La República Checa llega con más pólvora: 17 goles frente a los 14 de Gales, y eso inclina levemente el mercado hacia los checos. Gales saldrá a apretar desde el inicio. Ese plan genera ocasiones rápidas, pero también deja huecos entre líneas que los checos pueden aprovechar en las transiciones. La diferencia en goles encajados es mínima (5 para la República Checa, 4 para Gales), así que un tanto visitante puede cambiar el signo del partido.
El perfil del duelo apunta a goles en ambos arcos. Las dos selecciones superaron la decena de goles en la fase y Gales suele hacer daño por las bandas. Por eso la opción "Ambos marcan" aparece como la alternativa menos arriesgada: hay cifras y razones tácticas para pensar que ninguno se va a cerrar.
En el mercado de resultado la lectura está repartida. La mayoría de análisis y cuotas dan una ligera ventaja a la República Checa por su eficacia de cara al gol. No obstante, jugar en casa mantiene viva la posibilidad del empate o de la victoria local; la diferencia en probabilidades no es abrumadora. Eso convierte al empate en una apuesta de riesgo medio con valor.

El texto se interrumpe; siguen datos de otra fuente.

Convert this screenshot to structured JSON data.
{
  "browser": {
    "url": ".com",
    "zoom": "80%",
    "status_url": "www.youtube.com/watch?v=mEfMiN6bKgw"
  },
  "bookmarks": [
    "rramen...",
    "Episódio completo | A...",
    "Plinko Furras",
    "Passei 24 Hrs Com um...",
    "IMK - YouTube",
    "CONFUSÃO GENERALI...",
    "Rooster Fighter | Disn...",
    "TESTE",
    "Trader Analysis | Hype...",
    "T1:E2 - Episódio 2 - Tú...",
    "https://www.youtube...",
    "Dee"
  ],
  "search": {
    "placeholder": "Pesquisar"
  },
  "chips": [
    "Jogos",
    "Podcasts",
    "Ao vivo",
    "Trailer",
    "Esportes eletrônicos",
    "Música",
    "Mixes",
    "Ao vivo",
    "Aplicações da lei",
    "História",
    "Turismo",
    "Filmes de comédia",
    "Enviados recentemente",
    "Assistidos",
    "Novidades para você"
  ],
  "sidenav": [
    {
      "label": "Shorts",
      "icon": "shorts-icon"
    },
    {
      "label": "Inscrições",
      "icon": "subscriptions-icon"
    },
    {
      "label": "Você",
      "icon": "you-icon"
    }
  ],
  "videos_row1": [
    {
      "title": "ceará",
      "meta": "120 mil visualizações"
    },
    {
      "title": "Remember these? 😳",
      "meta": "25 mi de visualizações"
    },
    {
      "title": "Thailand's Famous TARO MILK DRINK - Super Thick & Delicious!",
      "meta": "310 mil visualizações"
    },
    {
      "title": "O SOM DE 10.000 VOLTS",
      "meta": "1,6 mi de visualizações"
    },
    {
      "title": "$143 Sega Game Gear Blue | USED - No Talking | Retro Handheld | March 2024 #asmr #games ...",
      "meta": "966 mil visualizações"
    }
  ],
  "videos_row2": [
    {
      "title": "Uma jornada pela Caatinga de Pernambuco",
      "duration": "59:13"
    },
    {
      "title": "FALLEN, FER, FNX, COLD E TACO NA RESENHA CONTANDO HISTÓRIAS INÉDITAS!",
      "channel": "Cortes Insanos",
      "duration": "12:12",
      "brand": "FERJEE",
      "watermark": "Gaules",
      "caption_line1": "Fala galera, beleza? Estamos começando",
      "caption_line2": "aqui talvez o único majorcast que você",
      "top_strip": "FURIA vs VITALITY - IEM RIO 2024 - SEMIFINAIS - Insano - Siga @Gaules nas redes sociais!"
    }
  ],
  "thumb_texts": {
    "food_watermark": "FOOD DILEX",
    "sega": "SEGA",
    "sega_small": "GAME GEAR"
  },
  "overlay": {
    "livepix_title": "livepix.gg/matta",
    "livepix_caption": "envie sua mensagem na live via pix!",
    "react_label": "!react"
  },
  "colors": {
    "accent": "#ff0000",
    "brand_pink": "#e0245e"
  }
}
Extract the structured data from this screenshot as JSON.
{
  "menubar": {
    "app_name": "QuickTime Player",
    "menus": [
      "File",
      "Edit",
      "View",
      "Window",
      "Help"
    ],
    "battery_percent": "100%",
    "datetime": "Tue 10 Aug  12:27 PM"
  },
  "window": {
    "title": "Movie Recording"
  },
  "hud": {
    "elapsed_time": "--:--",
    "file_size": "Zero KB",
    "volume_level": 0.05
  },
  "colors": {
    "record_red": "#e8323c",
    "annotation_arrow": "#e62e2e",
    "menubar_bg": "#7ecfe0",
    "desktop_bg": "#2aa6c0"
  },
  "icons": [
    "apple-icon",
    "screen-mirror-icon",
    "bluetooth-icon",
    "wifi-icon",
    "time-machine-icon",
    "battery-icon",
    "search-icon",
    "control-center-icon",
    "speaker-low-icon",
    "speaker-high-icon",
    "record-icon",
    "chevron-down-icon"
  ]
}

Otro ángulo es la dinámica de los primeros 30 minutos. Gales sale enchufado y provoca huecos; la República Checa tiene capacidad para golpear rápido. Por eso los mercados de primer tiempo con goles resultan atractivos y el 0-0 se ve poco probable.
Con la presión galesa y la mayor eficacia checa en las salidas, lo más coherente es apostar por goles en ambos arcos y, si se respalda al visitante, proteger esa apuesta con un "empate no apuesta" frente a la igualdad.